Without helping patients set expectations, they will set them all on their own and these will almost always work against you.  We often dance on a razor’s edge.  There are two types of patients: those that think they are less sick than they really are and those that think they are sicker than they really are.  From our patients’ eyes, we have never discharged a patient on time.  We are either keeping them here needlessly (probably to pad the bill), or we are kicking them out the door when they still need help.  This razor’s edge—where we fall on one side or the other—in large part is because we have not set expectations with our patients.  We have not helped them understand what they are seeing.  Going back to my examples, imagine if a nurse said this to a newly admitted patient.
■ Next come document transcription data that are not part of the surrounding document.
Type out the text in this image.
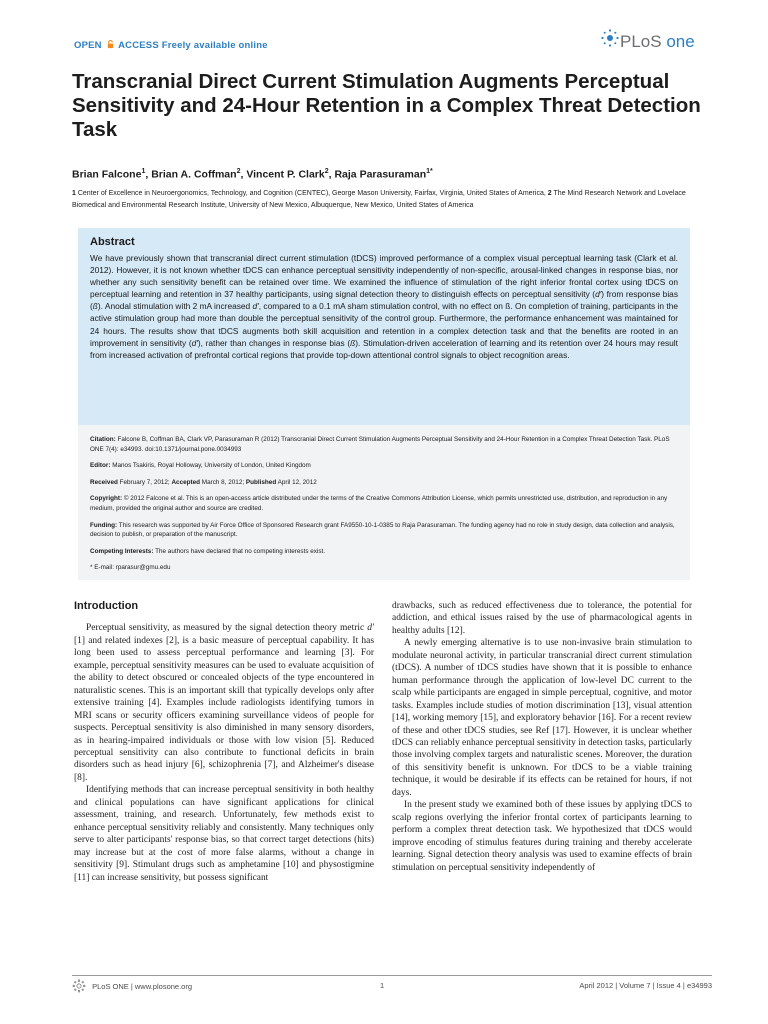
OPEN ACCESS Freely available online	PLoS one
Transcranial Direct Current Stimulation Augments Perceptual Sensitivity and 24-Hour Retention in a Complex Threat Detection Task
Brian Falcone$^1$, Brian A. Coffman$^2$, Vincent P. Clark$^2$, Raja Parasuraman$^{1*}$
1 Center of Excellence in Neuroergonomics, Technology, and Cognition (CENTEC), George Mason University, Fairfax, Virginia, United States of America, 2 The Mind Research Network and Lovelace Biomedical and Environmental Research Institute, University of New Mexico, Albuquerque, New Mexico, United States of America
Abstract

We have previously shown that transcranial direct current stimulation (tDCS) improved performance of a complex visual perceptual learning task (Clark et al. 2012). However, it is not known whether tDCS can enhance perceptual sensitivity independently of non-specific, arousal-linked changes in response bias, nor whether any such sensitivity benefit can be retained over time. We examined the influence of stimulation of the right inferior frontal cortex using tDCS on perceptual learning and retention in 37 healthy participants, using signal detection theory to distinguish effects on perceptual sensitivity (d′) from response bias (ß). Anodal stimulation with 2 mA increased d′, compared to a 0.1 mA sham stimulation control, with no effect on ß. On completion of training, participants in the active stimulation group had more than double the perceptual sensitivity of the control group. Furthermore, the performance enhancement was maintained for 24 hours. The results show that tDCS augments both skill acquisition and retention in a complex detection task and that the benefits are rooted in an improvement in sensitivity (d′), rather than changes in response bias (ß). Stimulation-driven acceleration of learning and its retention over 24 hours may result from increased activation of prefrontal cortical regions that provide top-down attentional control signals to object recognition areas.

Citation: Falcone B, Coffman BA, Clark VP, Parasuraman R (2012) Transcranial Direct Current Stimulation Augments Perceptual Sensitivity and 24-Hour Retention in a Complex Threat Detection Task. PLoS ONE 7(4): e34993. doi:10.1371/journal.pone.0034993

Editor: Manos Tsakiris, Royal Holloway, University of London, United Kingdom

Received February 7, 2012; Accepted March 8, 2012; Published April 12, 2012

Copyright: © 2012 Falcone et al. This is an open-access article distributed under the terms of the Creative Commons Attribution License, which permits unrestricted use, distribution, and reproduction in any medium, provided the original author and source are credited.

Funding: This research was supported by Air Force Office of Sponsored Research grant FA9550-10-1-0385 to Raja Parasuraman. The funding agency had no role in study design, data collection and analysis, decision to publish, or preparation of the manuscript.

Competing Interests: The authors have declared that no competing interests exist.

* E-mail: rparasur@gmu.edu

Introduction

Perceptual sensitivity, as measured by the signal detection theory metric d′ [1] and related indexes [2], is a basic measure of perceptual capability. It has long been used to assess perceptual performance and learning [3]. For example, perceptual sensitivity measures can be used to evaluate acquisition of the ability to detect obscured or concealed objects of the type encountered in naturalistic scenes. This is an important skill that typically develops only after extensive training [4]. Examples include radiologists identifying tumors in MRI scans or security officers examining surveillance videos of people for suspects. Perceptual sensitivity is also diminished in many sensory disorders, as in hearing-impaired individuals or those with low vision [5]. Reduced perceptual sensitivity can also contribute to functional deficits in brain disorders such as head injury [6], schizophrenia [7], and Alzheimer's disease [8].

Identifying methods that can increase perceptual sensitivity in both healthy and clinical populations can have significant applications for clinical assessment, training, and research. Unfortunately, few methods exist to enhance perceptual sensitivity reliably and consistently. Many techniques only serve to alter participants' response bias, so that correct target detections (hits) may increase but at the cost of more false alarms, without a change in sensitivity [9]. Stimulant drugs such as amphetamine [10] and physostigmine [11] can increase sensitivity, but possess significant

drawbacks, such as reduced effectiveness due to tolerance, the potential for addiction, and ethical issues raised by the use of pharmacological agents in healthy adults [12].

A newly emerging alternative is to use non-invasive brain stimulation to modulate neuronal activity, in particular transcranial direct current stimulation (tDCS). A number of tDCS studies have shown that it is possible to enhance human performance through the application of low-level DC current to the scalp while participants are engaged in simple perceptual, cognitive, and motor tasks. Examples include studies of motion discrimination [13], visual attention [14], working memory [15], and exploratory behavior [16]. For a recent review of these and other tDCS studies, see Ref [17]. However, it is unclear whether tDCS can reliably enhance perceptual sensitivity in detection tasks, particularly those involving complex targets and naturalistic scenes. Moreover, the duration of this sensitivity benefit is unknown. For tDCS to be a viable training technique, it would be desirable if its effects can be retained for hours, if not days.

In the present study we examined both of these issues by applying tDCS to scalp regions overlying the inferior frontal cortex of participants learning to perform a complex threat detection task. We hypothesized that tDCS would improve encoding of stimulus features during training and thereby accelerate learning. Signal detection theory analysis was used to examine effects of brain stimulation on perceptual sensitivity independently of

PLoS ONE | www.plosone.org	1	April 2012 | Volume 7 | Issue 4 | e34993
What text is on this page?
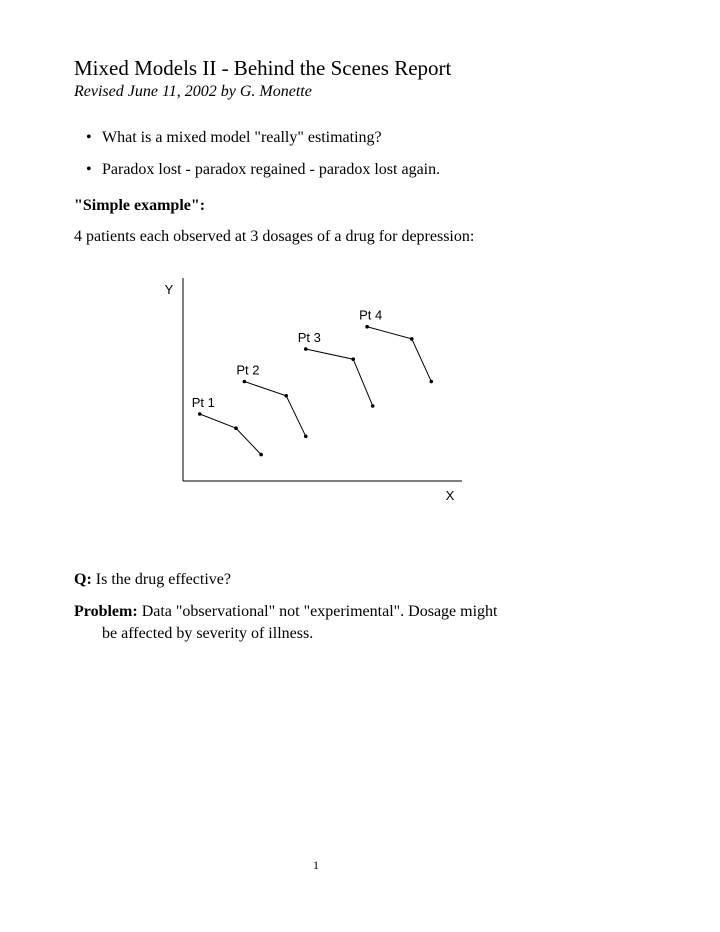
Mixed Models II - Behind the Scenes Report
Revised June 11, 2002 by G. Monette
• What is a mixed model "really" estimating?
• Paradox lost - paradox regained - paradox lost again.
"Simple example":
4 patients each observed at 3 dosages of a drug for depression:
Y
X
Pt 1
Pt 2
Pt 3
Pt 4
Q: Is the drug effective?
Problem: Data "observational" not "experimental". Dosage might
be affected by severity of illness.
1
  • “This may look like a phone, but it is really a very cool piece of high-tech equipment that allows me to give you the best care as quickly as possible.” 
  • “I know it seems like we are not busy here, but this appearance is to help keep you calm and assure you that your care is important to us.  We are like ducks, it looks like we are serenely gliding over the water, but trust me, underneath we are paddling like mad.”

If we are to ask staff to deliver on service with feeling and attention, we need to help them develop the space and the support they need to execute on these things.  Most staff want to deliver but without attention to the time and space, or considering the patient’s perspective when we create workflows, we might be setting our team up for failure.

 1I started building out an example of the math here, and it exploded beyond what a footnote should be, so I will create a separate entry explaining why this math doesn’t math and service recovery won’t touch overall survey results. 

2For those curious, I did find a moment to talk to “Juanita” alone to verify that she was comfortable with this nickname and she was.  She told me the evolution of the nickname, and it was pretty funny, though definitely one of those “you had to be there” stories.